Aug 10

Martina Geist, Zeitlupe

Von Helmut A. Müller | In Allgemein

Publikation zur Ausstellung vom 21.4. bis 18.6.2013 in der Städtischen Galerie Ostfildern, zur gleichnamigen Ausstellung vom 23.2. bis 21.4.2014 im Hans-Thoma-Kunstmuseum Bernau und zu weiteren Ausstellungen vom 14.3. bis 25.5.2014 in der Kunsthalle Göppingen, Schloss Filseck und vom 26.4. bis 21.6.2015 im Schloss vor Husum, Husum. Herausgegeben von Werner Meyer mit einem Vorwort des Herausgebers und Texten vonHolle Nann und Uwe Haupenthal
modo Verlag Freiburg im Breisgau, 2014, ISBN 978-3-86833-142-4,88 Seiten, zahlreiche farbige und zehn schwarz-weiße Abbildungen, Hardcover gebunden, Format 28,4 × 25,3 cm, € 25.-

Martina Geist hat die formale Anlage und farbliche Gestaltung ihrer Holzschnitte und ihrer als Tafelbilder angelegten Druckstöcke seit ihren ersten Ausstellungen in der zweiten Hälfte der 1980 – Jahre, Ausstellungsbeteiligungen wie der an der Ausstellung „Lebensspuren“ (1991) und Einzelausstellungen wie der Ausstellung „Images“ (2004) im Hospitalhof Stuttgart konsequent und kontinuierlich weiterentwickelt. Ihre jüngsten Werke lenken nach Werner Meyer das Augenmerk auf die künstlerische Gestalt von Bewegung und die Darstellung von Raum und Zeit. „Martina Geists Holzschnitte stellen nach wie vor Stillleben dar, wir erkennen Stühle und Tische, Früchte und Gläser, das klassische Motivrepertoire. Aber Dinge wie Räume sind in Bewegung begriffen: das Glas fällt um das Wasser ergießt sich über die Fläche des Tisches, der sich im Bildformat und darüber hinaus ausdehnt und in dieser Bewegung in kubistischer Manier mehrere Ansichten, Perspektiven in Anspruch nimmt. Die Stühle schweben im Raum, nichts liegt einfach nur so da… Geschwindigkeit ist nicht nur in den in Bewegung begriffenen Dingen zu spüren, sondern lässt sich auch in den Linien und Formen erfahren, die den Bildraum ausmachen. Mit Nachdruck arrangiert Martina Geist ihre Kompositionen als dynamisches Gefüge“ (Werner Meyer).
Geists „Bildgegenstände haben nichts von proportionsgetreuer, illusionister Imitation der Wirklichkeit.

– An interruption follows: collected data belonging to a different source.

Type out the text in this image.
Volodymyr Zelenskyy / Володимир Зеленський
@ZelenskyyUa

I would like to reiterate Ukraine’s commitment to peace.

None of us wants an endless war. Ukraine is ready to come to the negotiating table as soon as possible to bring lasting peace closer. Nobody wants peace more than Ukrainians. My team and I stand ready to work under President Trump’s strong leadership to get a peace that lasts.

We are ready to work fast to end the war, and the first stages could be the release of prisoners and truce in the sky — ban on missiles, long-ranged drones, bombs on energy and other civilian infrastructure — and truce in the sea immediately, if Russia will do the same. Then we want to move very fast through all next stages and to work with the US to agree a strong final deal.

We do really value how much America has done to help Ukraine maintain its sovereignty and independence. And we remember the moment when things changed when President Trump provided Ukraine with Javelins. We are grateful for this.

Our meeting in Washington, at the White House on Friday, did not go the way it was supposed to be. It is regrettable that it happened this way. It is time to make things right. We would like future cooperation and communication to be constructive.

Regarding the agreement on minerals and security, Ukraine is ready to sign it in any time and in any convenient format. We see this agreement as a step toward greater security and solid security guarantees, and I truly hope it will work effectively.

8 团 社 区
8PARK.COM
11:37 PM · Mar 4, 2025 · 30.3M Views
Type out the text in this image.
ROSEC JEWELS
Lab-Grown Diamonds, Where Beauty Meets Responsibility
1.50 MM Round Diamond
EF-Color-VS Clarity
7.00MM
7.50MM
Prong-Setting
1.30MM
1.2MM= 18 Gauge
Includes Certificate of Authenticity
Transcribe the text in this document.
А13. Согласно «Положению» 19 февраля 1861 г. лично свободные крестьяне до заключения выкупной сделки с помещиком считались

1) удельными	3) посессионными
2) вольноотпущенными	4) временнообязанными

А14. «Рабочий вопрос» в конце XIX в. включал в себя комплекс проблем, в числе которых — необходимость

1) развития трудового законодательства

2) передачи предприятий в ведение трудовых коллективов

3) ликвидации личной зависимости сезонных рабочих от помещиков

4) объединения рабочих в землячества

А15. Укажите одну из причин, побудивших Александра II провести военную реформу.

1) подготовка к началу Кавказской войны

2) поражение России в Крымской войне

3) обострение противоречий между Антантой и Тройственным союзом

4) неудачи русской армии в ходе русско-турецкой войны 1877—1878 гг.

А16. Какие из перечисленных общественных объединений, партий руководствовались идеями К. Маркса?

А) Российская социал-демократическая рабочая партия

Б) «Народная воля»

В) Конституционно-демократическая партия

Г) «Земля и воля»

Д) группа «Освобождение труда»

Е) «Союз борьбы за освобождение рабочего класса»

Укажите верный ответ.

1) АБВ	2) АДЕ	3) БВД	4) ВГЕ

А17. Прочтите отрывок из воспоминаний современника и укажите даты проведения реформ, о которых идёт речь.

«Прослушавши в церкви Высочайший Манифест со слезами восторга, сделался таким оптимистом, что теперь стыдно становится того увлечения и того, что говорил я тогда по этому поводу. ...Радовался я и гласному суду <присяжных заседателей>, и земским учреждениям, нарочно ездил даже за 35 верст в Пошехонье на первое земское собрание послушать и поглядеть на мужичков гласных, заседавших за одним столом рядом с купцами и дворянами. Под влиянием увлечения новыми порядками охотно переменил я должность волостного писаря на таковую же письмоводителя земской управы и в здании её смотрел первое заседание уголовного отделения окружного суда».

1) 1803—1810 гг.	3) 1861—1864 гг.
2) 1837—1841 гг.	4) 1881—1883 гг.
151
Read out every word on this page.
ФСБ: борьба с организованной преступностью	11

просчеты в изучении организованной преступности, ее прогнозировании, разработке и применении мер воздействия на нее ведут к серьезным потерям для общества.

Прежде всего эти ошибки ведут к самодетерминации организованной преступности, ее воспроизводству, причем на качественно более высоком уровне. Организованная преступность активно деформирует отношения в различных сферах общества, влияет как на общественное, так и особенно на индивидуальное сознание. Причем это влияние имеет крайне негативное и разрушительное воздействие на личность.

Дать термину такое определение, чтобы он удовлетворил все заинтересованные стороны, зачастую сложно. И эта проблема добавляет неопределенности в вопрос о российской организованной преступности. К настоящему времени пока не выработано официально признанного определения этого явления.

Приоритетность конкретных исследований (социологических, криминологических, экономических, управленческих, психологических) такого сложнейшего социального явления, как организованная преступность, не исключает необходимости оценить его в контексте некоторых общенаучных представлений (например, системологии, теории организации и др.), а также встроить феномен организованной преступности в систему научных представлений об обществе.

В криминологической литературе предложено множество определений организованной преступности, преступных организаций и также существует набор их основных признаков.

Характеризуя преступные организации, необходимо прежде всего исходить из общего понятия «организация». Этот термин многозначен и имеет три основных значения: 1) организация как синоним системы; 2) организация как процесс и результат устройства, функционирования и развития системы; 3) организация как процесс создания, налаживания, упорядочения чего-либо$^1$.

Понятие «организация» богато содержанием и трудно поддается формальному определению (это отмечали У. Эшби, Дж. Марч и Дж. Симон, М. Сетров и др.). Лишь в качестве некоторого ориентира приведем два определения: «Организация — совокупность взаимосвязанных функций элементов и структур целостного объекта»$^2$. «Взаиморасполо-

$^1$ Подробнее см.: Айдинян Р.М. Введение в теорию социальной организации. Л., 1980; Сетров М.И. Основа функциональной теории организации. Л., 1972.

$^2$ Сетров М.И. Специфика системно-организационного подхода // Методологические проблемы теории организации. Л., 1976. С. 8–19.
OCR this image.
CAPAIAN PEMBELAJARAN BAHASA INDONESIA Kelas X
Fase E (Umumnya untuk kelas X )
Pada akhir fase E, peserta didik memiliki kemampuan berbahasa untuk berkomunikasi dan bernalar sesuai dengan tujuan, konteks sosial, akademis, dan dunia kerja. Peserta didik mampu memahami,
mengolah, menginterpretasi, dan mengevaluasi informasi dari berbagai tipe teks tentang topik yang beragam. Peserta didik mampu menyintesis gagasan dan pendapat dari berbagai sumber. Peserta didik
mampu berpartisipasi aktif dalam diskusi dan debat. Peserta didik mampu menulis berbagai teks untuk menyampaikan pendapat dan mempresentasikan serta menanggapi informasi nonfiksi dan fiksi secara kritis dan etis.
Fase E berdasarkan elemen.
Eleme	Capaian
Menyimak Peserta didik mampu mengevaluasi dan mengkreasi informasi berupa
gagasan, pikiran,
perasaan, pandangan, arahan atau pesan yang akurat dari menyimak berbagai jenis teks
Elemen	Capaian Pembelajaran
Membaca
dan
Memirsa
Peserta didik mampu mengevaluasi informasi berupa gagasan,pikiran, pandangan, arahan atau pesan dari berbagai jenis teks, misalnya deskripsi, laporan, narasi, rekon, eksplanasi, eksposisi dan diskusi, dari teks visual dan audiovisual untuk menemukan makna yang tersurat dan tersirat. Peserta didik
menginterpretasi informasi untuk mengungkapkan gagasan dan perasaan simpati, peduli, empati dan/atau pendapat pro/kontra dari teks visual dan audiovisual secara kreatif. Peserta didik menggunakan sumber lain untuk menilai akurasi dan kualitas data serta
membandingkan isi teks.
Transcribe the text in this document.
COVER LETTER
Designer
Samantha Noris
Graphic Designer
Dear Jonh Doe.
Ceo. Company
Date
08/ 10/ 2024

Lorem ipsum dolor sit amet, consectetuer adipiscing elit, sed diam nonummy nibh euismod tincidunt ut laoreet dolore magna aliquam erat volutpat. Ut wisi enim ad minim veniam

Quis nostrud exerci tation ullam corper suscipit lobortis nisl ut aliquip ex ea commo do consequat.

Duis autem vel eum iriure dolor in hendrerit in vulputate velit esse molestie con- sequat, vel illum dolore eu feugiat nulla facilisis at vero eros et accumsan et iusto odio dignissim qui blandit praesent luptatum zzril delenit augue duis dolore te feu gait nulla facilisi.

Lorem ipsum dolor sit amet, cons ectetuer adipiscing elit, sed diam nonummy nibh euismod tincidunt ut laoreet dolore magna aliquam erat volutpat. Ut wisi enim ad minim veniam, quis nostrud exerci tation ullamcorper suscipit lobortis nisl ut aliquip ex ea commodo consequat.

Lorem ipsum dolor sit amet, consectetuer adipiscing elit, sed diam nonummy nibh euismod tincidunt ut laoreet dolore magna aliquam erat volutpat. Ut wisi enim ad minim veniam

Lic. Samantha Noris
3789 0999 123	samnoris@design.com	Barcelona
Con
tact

Sie sind eine konsequente Abstrahierung, Reduzierung von erkennbaren Gegenständen: Früchten , Gläsern, Löffeln. Die Künstlerin entwickelt aus anschaulichen, bildhaften Formen ein… leicht einsehbares Ordnungsgefüge, dass seine Spannung aus der Wechselwirkung zwischen plastischen und räumlichen Formen, sowie farbigen Flächen erzeugt“ (Holle Nann). „Katharsis bestimmt… die bildnerische Ausgangslage. Sie erst schafft den notwendigen Freiraum, der es Martina Geist ermöglicht, gegenüber den Dingen innere Distanz zu behaupten und sie gleichsam von außen, als das andere, wenn nicht gar als das Fremde… wahrzunehmen. Dies gelingt, indem die Gegenstände das Bildfeld eben nicht dominieren, sondern von diesem als übergeordnete Größe in ihrer Existenz bestimmt werden. Zum einen ist es die Art der kantig-sperrigen Gestaltung, die sich emotionaler Vereinnahmung, Nähe entgegenstellt, zum anderen ist es die flächige Leere, die von vorn herein eine psychologisch ernüchternde Entgrenzung vorgibt. Das aber erschließt der schlierenartig aufgetragenen, nicht selten transparent wirkenden Farbe, die in zahlreichen Schichten in grafischen Schraffuren noch immer sichtbar mit einem speziellen Reiber auf das Blatt gerieben wird, ein strukturell und gedrosseltes Wirkungsfeld. Mehr noch: Die Erfahrung des Taktiken mutiert zu einer grafischen und dabei noch immer unmittelbar wahrnehmbaren Konstanten“ (Uwe Haupenthal).

Die im Katalog mitveröffentlichten spektakulären schwarz-weißen- Fotografien von Geschirr und Gläsern auf Tischen unterstreichen Geists präzisen Blick für die ästhetische Seite des Alltäglichen. Es wäre zu wünschen, dass sich eine der nächsten Ausstellungen mit ihrem fotographischen Schaffen auseinandersetzt.